Originally, most franchises were offshoots of goods-producing companies, like Singer sewing machines. Eventually, however, franchising spread into many other kinds of industries. Today, the trend is toward service-industry franchises, such as real estate offices, law offices, insurance agencies, and cleaning services.
Today, the business world is more diverse than ever. In addition to the more traditional ways of structuring companies, factors such as technological improvements, loosening of trade restrictions, and changing demands on the part of employees have created new ways of doing business. One of the most important trends in today’s business is that of doing business remotely, via the Internet. This type of business, called e-commerce, means that businesses can advertise their goods and services, take orders, and receive payment electronically. Businesses conducting e-commerce can often reach a far broader range of clients and customers than they would otherwise, at far less marketing and advertising cost.
Many companies have built e-commerce Web sites and are conducting business online in addition to their more traditional methods of doing business.

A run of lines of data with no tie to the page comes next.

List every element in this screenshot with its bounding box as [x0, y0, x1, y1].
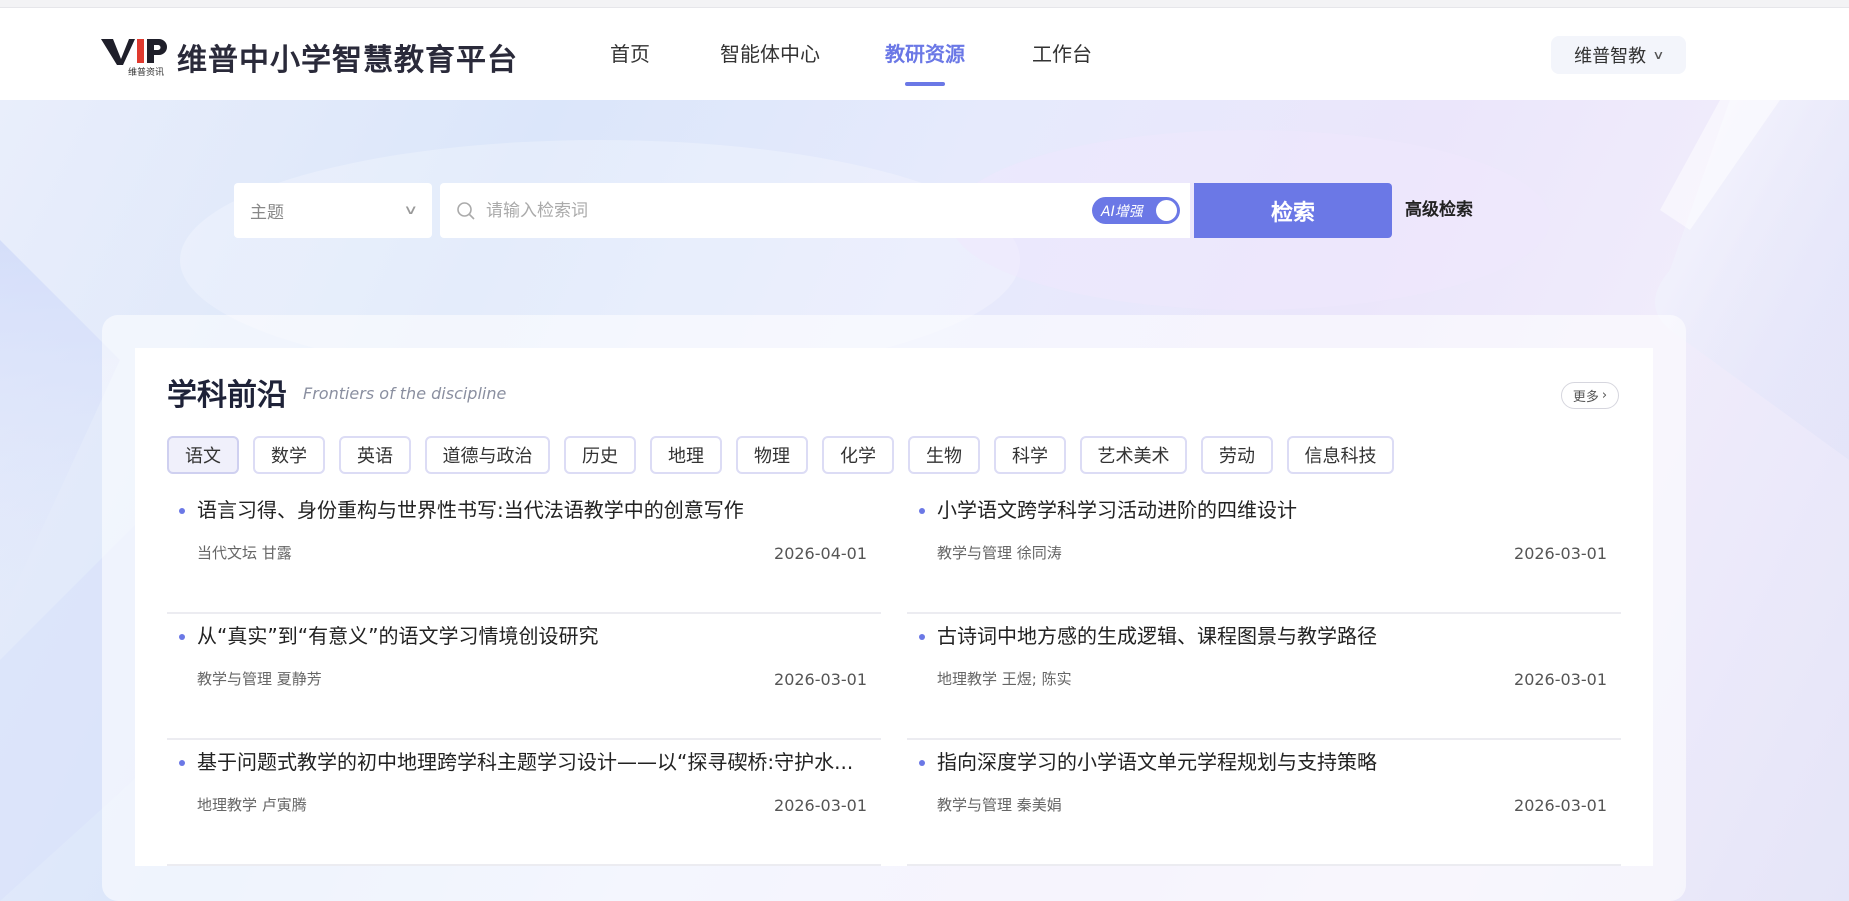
article-date: 2026-03-01: [1514, 796, 1607, 815]
section-subtitle: Frontiers of the discipline: [303, 384, 507, 403]
search-field-select[interactable]: 主题 ∨: [234, 183, 432, 238]
bullet-dot: [179, 634, 185, 640]
bullet-dot: [919, 634, 925, 640]
search-input-wrapper: AI增强: [440, 183, 1190, 238]
article-title[interactable]: 基于问题式教学的初中地理跨学科主题学习设计——以“探寻碶桥:守护水...: [197, 746, 853, 775]
vip-logo-icon: 维普资讯: [101, 35, 171, 79]
search-icon: [457, 201, 475, 220]
nav-workbench[interactable]: 工作台: [1032, 8, 1092, 100]
list-item[interactable]: 语言习得、身份重构与世界性书写:当代法语教学中的创意写作 当代文坛 甘露 202…: [167, 486, 881, 614]
search-button[interactable]: 检索: [1194, 183, 1392, 238]
article-date: 2026-03-01: [774, 670, 867, 689]
ai-toggle-label: AI增强: [1101, 203, 1143, 220]
more-label: 更多: [1572, 390, 1599, 405]
list-item[interactable]: 指向深度学习的小学语文单元学程规划与支持策略 教学与管理 秦美娟 2026-03…: [907, 738, 1621, 866]
discipline-frontier-section: 学科前沿 Frontiers of the discipline 更多 › 语文…: [135, 348, 1653, 866]
tab-biology[interactable]: 生物: [908, 436, 980, 474]
list-item[interactable]: 小学语文跨学科学习活动进阶的四维设计 教学与管理 徐同涛 2026-03-01: [907, 486, 1621, 614]
article-date: 2026-03-01: [774, 796, 867, 815]
article-title[interactable]: 指向深度学习的小学语文单元学程规划与支持策略: [937, 746, 1377, 775]
article-date: 2026-03-01: [1514, 670, 1607, 689]
section-title: 学科前沿: [167, 378, 287, 413]
search-input[interactable]: [484, 199, 1174, 222]
site-title: 维普中小学智慧教育平台: [177, 43, 518, 78]
list-item[interactable]: 从“真实”到“有意义”的语文学习情境创设研究 教学与管理 夏静芳 2026-03…: [167, 612, 881, 740]
header: 维普资讯 维普中小学智慧教育平台 首页 智能体中心 教研资源 工作台 维普智教 …: [0, 8, 1849, 100]
tab-physics[interactable]: 物理: [736, 436, 808, 474]
chevron-down-icon: ∨: [1652, 48, 1665, 62]
tab-math[interactable]: 数学: [253, 436, 325, 474]
tab-chinese[interactable]: 语文: [167, 436, 239, 474]
article-title[interactable]: 从“真实”到“有意义”的语文学习情境创设研究: [197, 620, 598, 649]
article-meta: 地理教学 卢寅腾: [197, 796, 307, 814]
chevron-right-icon: ›: [1601, 388, 1608, 403]
article-date: 2026-03-01: [1514, 544, 1607, 563]
chevron-down-icon: ∨: [403, 203, 419, 218]
nav-home[interactable]: 首页: [610, 8, 650, 100]
tab-science[interactable]: 科学: [994, 436, 1066, 474]
tab-chemistry[interactable]: 化学: [822, 436, 894, 474]
advanced-search-link[interactable]: 高级检索: [1405, 183, 1473, 238]
article-date: 2026-04-01: [774, 544, 867, 563]
more-button[interactable]: 更多 ›: [1561, 382, 1619, 409]
user-menu-label: 维普智教: [1574, 46, 1647, 67]
tab-art[interactable]: 艺术美术: [1080, 436, 1187, 474]
logo[interactable]: 维普资讯 维普中小学智慧教育平台: [101, 35, 518, 79]
article-title[interactable]: 语言习得、身份重构与世界性书写:当代法语教学中的创意写作: [197, 494, 744, 523]
article-meta: 教学与管理 秦美娟: [937, 796, 1062, 814]
tab-history[interactable]: 历史: [564, 436, 636, 474]
ai-enhance-toggle[interactable]: AI增强: [1092, 197, 1180, 224]
search-field-value: 主题: [250, 203, 284, 223]
toggle-knob: [1156, 200, 1177, 221]
list-item[interactable]: 古诗词中地方感的生成逻辑、课程图景与教学路径 地理教学 王煜; 陈实 2026-…: [907, 612, 1621, 740]
active-nav-indicator: [905, 82, 945, 86]
user-menu-button[interactable]: 维普智教 ∨: [1551, 36, 1686, 74]
tab-geography[interactable]: 地理: [650, 436, 722, 474]
bullet-dot: [179, 760, 185, 766]
article-meta: 教学与管理 徐同涛: [937, 544, 1062, 562]
tab-english[interactable]: 英语: [339, 436, 411, 474]
top-border: [0, 0, 1849, 8]
bullet-dot: [919, 508, 925, 514]
tab-labor[interactable]: 劳动: [1201, 436, 1273, 474]
bullet-dot: [179, 508, 185, 514]
list-item[interactable]: 基于问题式教学的初中地理跨学科主题学习设计——以“探寻碶桥:守护水... 地理教…: [167, 738, 881, 866]
nav-research-resources-label: 教研资源: [885, 42, 965, 66]
article-title[interactable]: 小学语文跨学科学习活动进阶的四维设计: [937, 494, 1297, 523]
nav-research-resources[interactable]: 教研资源: [885, 8, 965, 100]
article-meta: 地理教学 王煜; 陈实: [937, 670, 1072, 688]
tab-morality-politics[interactable]: 道德与政治: [425, 436, 550, 474]
article-title[interactable]: 古诗词中地方感的生成逻辑、课程图景与教学路径: [937, 620, 1377, 649]
tab-info-tech[interactable]: 信息科技: [1287, 436, 1394, 474]
bullet-dot: [919, 760, 925, 766]
nav-agent-center[interactable]: 智能体中心: [720, 8, 820, 100]
article-meta: 当代文坛 甘露: [197, 544, 292, 562]
logo-subtext: 维普资讯: [128, 68, 165, 78]
article-meta: 教学与管理 夏静芳: [197, 670, 322, 688]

For example, many manufacturers and merchandisers who have traditionally displayed their goods in actual stores or customer showrooms now also maintain Web sites through which customers can order and pay for items. Some companies have even taken e-commerce one step further and have done away with the actual, physical store altogether. These companies, sometimes called virtual companies, operate only via the Internet. These companies save enormous amounts of money by not having to maintain and staff a store.
Technological advances, along with changing employee expectations, have contributed to another trend in today’s business world—working at home. There are two subtrends in the movement toward working at home: home-based businesses and telecommuting. Home-based businesses are, essentially, very small organizations that conduct all their business from the owner’s home. Many home-based businesses are one- or two-person operations, although some have more employees. They may be goods-producers or service businesses. Property managers, lawyers, public relations and marketing professionals, cleaning services, artists, sign makers, photographers, and many other business people have opted to run their businesses from home. By taking advantage of modern communications technology, these home-based businesses can market their goods across the country and even internationally by building Web sites, taking orders, and shipping their goods to the appropriate destinations.
Telecommuting, another at-home working trend, involves a company’s employees working off-site, in their own homes, rather than at the company’s offices. According to a survey by the International Telework Association and Council, of the 44 million people who worked away from the office in 2004, 54 percent worked from home at least one day per month, and 22 percent worked at home daily or nearly every day. Of those who telecommute from home, 16.5 million are self-employed.
A final important trend is the increasingly global nature of business, as numerous firms take advantage of loosened trade restrictions to expand their operations into overseas markets. Many U.S. firms, for example, have targeted new and emerging markets by expanding into Latin America, India, Russia, China, and other countries. Commonly, a U.S. firm maintains its headquarters in the United States, and has satellite offices or branches in various other countries. Corporations that operate in more than one country at a time are called multinational corporations, and they are becoming increasingly common.